Pocan referred to Trump’s style as “bombastic” and said the president is used to being a CEO and not having to negotiate with a Congress and Senate.

“I think he’s learning the job and along the way we are learning more about him,” Pocan said. “We’ll see if there’s a collision course between the two, and that I could potentially see happening.”

The congressman said for the most part there is a system of checks and balances to keep bad things from quickly escalating, such as Trump’s recent ban on transgender people in the military.

“Military leaders said well, we’re not going to do it yet because we’re going to put a study out there and see how this is going to impact everybody in the military,” Pocan said. “I was surprised because really they are defying their commander-in-chief. But they were doing what’s right for the military. I think that’s the kind of thing we’re seeing are a lot of people making sure things still run smoothly.”

But because Trump is erratic in his behavior, Pocan said he does worry.

“What I worry about is that 4:30 a.m. tweet that sets off Kim Jong-un and the next thing you know, two people who have nuclear powers are having a fight over 140 characters,” Pocan said. “That’s the stuff I think I worry most about.”

The fact Trump has already gone through so much staff is also troubling to Pocan.

“The Mooch (Anthony Scaramucci) was there for 10 days; (Stephen) Banon’s gone, (Sebastian) Gorka’s gone,” Pocan said. “You go down the list and it’s a lot of people. Even Reince Preibus — he was the adult in the room and he got booted out during this process. But again he’s brought a lot of outsiders in and that’s been part of the disruption. These are people who didn’t really have experience but thought they knew the answers without really knowing what the questions were first.”

Pocan said he believes if Republicans would realize they are better off working with Democrats and not against them, more action would take place.

“Really the Tea Party is the tail that wags the dog because they are empowered so much,”Pocan said. “Where instead if they did what John Boehner did occasionally — which was to pass the violence against women authorization by getting a bunch of Democratic votes … You can have bipartisan votes; that’s generally how things are done. But they haven’t really operated that way and I think it would be a good practice to go back to.”

Pocan said he is waiting for leadership to step up and realize democrats are a coequal branch of government.

“Then we can function together and get things done and then negotiate with the White House which we just aren’t seeing a lot of right now,” he said.

Pocan said even President Trump has casually referred to the parties working together; something Paul Ryan, Speaker of the House, has largely disagreed with.
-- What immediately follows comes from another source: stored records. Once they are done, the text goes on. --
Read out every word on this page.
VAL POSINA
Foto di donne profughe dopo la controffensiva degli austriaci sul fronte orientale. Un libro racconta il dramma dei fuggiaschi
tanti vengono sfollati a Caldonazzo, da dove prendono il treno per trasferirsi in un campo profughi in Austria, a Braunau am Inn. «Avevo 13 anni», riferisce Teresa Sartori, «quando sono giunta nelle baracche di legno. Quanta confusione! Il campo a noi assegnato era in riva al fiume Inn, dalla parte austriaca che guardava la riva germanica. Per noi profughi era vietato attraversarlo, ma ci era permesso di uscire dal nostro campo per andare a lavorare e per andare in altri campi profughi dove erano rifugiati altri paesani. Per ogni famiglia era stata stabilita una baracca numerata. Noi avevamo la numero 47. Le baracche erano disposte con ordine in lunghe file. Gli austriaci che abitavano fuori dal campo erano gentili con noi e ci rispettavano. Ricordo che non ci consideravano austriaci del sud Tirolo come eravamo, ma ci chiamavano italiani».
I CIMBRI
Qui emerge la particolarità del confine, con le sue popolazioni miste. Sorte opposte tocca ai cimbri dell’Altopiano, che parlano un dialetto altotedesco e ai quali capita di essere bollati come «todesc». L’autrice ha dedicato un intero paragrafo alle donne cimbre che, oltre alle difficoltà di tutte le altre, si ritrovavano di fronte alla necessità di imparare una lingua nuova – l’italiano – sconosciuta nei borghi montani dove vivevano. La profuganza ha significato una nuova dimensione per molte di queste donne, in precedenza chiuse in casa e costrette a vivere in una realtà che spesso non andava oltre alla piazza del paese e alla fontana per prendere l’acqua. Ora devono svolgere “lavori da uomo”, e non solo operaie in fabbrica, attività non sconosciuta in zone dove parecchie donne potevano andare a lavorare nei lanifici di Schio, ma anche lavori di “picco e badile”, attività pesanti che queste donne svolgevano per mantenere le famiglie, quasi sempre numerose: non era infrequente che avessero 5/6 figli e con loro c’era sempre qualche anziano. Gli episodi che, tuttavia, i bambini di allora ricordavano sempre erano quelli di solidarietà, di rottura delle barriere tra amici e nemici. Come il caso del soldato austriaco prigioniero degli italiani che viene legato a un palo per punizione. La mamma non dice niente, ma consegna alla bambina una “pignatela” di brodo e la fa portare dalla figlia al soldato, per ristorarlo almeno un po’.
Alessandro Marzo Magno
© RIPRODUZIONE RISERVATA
“Paul Ryan said ‘No, we’ll do it ourselves,’” Pocan said. “Well that’s not the way you do things. His ‘doing it themselves’ means getting nothing done. I wish he would come to us … I might not agree with everything that happens then but I bet he would get a lot more Democratic votes on some of the things we just have to get done,” Pocan said. “But Paul Ryan is not rising to be the Speaker of the House — which means everybody. He’s more resembling a staffer in the Trump administration than representing a coequal branch of government.”
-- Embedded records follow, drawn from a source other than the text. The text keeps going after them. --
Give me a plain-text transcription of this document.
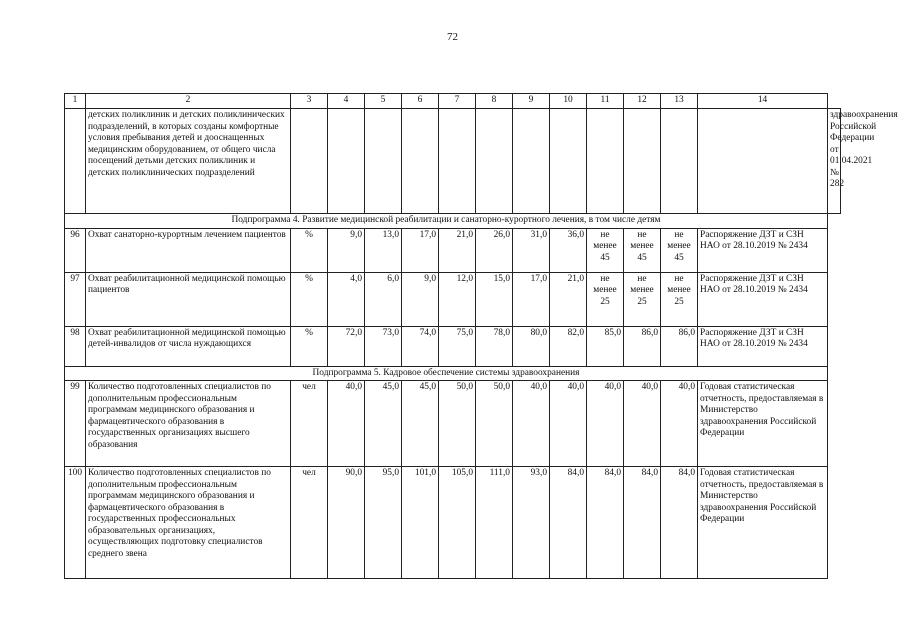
72
1	2	3	4	5	6	7	8	9	10	11	12	13	14	
	детских поликлиник и детских поликлинических подразделений, в которых созданы комфортные условия пребывания детей и дооснащенных медицинским оборудованием, от общего числа посещений детьми детских поликлиник и детских поликлинических подразделений													здравоохранения Российской Федерации от 01.04.2021 № 282
Подпрограмма 4. Развитие медицинской реабилитации и санаторно-курортного лечения, в том числе детям														
96	Охват санаторно-курортным лечением пациентов	%	9,0	13,0	17,0	21,0	26,0	31,0	36,0	не менее 45	не менее 45	не менее 45	Распоряжение ДЗТ и СЗН НАО от 28.10.2019 № 2434	
97	Охват реабилитационной медицинской помощью пациентов	%	4,0	6,0	9,0	12,0	15,0	17,0	21,0	не менее 25	не менее 25	не менее 25	Распоряжение ДЗТ и СЗН НАО от 28.10.2019 № 2434	
98	Охват реабилитационной медицинской помощью детей-инвалидов от числа нуждающихся	%	72,0	73,0	74,0	75,0	78,0	80,0	82,0	85,0	86,0	86,0	Распоряжение ДЗТ и СЗН НАО от 28.10.2019 № 2434	
Подпрограмма 5. Кадровое обеспечение системы здравоохранения														
99	Количество подготовленных специалистов по дополнительным профессиональным программам медицинского образования и фармацевтического образования в государственных организациях высшего образования	чел	40,0	45,0	45,0	50,0	50,0	40,0	40,0	40,0	40,0	40,0	Годовая статистическая отчетность, предоставляемая в Министерство здравоохранения Российской Федерации	
100	Количество подготовленных специалистов по дополнительным профессиональным программам медицинского образования и фармацевтического образования в государственных профессиональных образовательных организациях, осуществляющих подготовку специалистов среднего звена	чел	90,0	95,0	101,0	105,0	111,0	93,0	84,0	84,0	84,0	84,0	Годовая статистическая отчетность, предоставляемая в Министерство здравоохранения Российской Федерации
There is hope for democrats in 2020, though, Pocan said. The first step was realizing the mistakes the party made in 2016 with the Clinton campaign.

“You can’t just say, ‘I’m not the other person,’ which I think was a large part of the end message in the campaign, and we were lacking a coherent economic message,” Pocan said. “Most people are worried about the things they talk about at their kitchen table: Can I afford my mortgage or rent? Do I have health insurance for my family? Can I send my kids to college if they want to go to college? Can I take a family vacation? Those core economic issues. If you’re not talking about that, you’re not talking with voters.”
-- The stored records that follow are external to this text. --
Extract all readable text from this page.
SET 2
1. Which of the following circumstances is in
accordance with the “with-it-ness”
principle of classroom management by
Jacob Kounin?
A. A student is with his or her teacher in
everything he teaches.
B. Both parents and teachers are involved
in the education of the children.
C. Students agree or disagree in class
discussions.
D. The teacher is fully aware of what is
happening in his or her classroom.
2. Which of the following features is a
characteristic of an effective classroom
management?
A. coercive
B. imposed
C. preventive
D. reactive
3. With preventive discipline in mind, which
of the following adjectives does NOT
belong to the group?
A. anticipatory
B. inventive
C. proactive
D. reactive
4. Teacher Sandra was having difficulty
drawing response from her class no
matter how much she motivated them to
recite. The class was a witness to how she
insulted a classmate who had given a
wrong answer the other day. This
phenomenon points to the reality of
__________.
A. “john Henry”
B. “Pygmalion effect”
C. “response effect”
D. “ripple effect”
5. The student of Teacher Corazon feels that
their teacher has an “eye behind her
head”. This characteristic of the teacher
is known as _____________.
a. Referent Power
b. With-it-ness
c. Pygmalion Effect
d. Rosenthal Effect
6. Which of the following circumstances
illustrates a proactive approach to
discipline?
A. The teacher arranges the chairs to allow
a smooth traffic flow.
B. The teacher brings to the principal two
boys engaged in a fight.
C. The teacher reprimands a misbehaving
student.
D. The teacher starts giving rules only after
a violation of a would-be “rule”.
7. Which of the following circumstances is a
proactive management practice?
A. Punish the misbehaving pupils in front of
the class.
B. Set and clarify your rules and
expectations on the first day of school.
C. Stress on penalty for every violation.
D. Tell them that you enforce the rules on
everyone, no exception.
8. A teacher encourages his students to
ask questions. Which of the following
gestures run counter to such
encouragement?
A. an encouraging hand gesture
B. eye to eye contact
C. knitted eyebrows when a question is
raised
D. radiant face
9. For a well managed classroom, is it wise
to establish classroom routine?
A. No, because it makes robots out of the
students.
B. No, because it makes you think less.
He said issues such as racial justice and the environment are still important and necessary to discuss, but not before engaging voters in the topics that hit closer to home.

“I think that’s where we failed,” Pocan said.

Pocan said the obvious hot topics such as healthcare and tax reform are paramount right now, and so is the budget and infrastructure.

“I am heartened to see we understand we need to have a better economic message,” Pocan said. “When the House and Senate Democrats came up with this Better Deal proposal — which is a spinoff of the New Deal — it shows they are realizing there are a lot of core economic issues from raising minimum wage to some of the anti-trust laws that have affected too much corporate power in too few hands. And there are some really good initial signs but it has to be flushed out yet. Hopefully that will show us some leaders that might be there for the next election.”